Overcoming Salt Contamination of Bentonite Water-Based Drilling Fluids with Blended Dual-Functionalized Cellulose Nanocrystals

The depletion of onshore oil reserves along with a rapid increase in the global energy demand has driven the oil industry to explore and produce oil from deepwater fields. However, because of high salinity in the subsea formation, salt contamination is becoming one of the most critical challenges to bentonite water-based drilling fluids (BT-WDFs), causing undesirable changes in density, rheology, and filtration performance of the fluids.
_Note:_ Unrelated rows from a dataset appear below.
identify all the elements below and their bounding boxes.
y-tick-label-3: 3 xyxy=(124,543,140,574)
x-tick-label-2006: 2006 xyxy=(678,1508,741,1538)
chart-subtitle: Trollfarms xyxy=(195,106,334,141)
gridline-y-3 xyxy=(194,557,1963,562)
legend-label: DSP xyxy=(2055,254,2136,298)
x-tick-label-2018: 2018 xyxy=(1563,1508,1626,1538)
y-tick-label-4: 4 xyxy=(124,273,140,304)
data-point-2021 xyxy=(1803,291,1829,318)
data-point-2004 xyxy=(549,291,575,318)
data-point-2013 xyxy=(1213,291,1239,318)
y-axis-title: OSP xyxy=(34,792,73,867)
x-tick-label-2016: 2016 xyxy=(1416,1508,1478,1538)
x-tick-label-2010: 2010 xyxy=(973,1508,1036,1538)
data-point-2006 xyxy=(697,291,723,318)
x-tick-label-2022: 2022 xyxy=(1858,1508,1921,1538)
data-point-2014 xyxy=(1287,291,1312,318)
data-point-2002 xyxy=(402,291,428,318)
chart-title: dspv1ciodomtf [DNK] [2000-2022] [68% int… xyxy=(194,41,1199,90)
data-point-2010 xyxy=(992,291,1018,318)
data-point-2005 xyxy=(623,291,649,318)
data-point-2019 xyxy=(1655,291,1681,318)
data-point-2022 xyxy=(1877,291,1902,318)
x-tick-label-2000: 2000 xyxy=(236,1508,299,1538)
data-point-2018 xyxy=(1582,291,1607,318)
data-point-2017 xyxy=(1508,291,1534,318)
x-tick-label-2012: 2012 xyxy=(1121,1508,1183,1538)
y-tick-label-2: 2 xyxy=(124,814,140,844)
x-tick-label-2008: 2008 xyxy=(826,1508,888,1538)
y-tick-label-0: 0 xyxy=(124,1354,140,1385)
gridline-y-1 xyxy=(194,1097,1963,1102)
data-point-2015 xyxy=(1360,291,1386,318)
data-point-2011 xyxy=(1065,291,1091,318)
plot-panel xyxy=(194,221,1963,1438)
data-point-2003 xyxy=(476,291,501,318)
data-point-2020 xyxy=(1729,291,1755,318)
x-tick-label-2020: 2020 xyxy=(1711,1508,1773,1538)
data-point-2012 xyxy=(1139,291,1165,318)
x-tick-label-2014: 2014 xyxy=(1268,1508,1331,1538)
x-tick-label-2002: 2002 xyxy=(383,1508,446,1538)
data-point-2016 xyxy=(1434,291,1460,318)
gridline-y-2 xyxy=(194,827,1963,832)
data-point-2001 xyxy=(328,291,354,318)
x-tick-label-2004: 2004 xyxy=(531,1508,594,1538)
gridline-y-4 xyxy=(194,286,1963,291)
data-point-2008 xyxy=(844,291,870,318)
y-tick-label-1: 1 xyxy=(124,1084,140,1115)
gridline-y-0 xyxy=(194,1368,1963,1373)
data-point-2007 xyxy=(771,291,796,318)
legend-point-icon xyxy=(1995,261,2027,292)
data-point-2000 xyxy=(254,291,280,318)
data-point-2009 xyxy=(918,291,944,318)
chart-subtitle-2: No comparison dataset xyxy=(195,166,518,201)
Herein, we reveal the mechanisms of the negative influence of salt cations on BT-WDFs and demonstrate the function of biomass-derived cellulose nanocrystals (CNCs) as anti-salt agents in the fluids through rational dual surface functionalization for the first time. Poly­(acrylamide) (PAM) and poly­(2-acrylamido-2-methyl-1-propanesulfonic acid) (PAMPS) are coated on the CNC surface using an in situ free radical polymerization technique. The dual-functionalized CNCs (fCNCs) are attached to BT platelets on both their face and edge surfaces, effectively shielding the platelet’s ion-sensitive sites. Meanwhile, the highly negatively charged PAMPS on the surface of fCNCs immobilize ions via the ionic bond, preventing ions to be attached on the ion-sensitive sites of BT platelets. These dual functions lead to noticeable enhancement in the salt resistance of the BT-WDFs. Moreover, the salt resistance of the fluids can be further tuned by tailoring the coating ratio and concentration of fCNCs. This work demonstrates that CNCs can be used as sustainable and multifunctional agents in BT-WDFs through a rational surface functionalization design, paving the way for their application in deepwater reservoir excavation.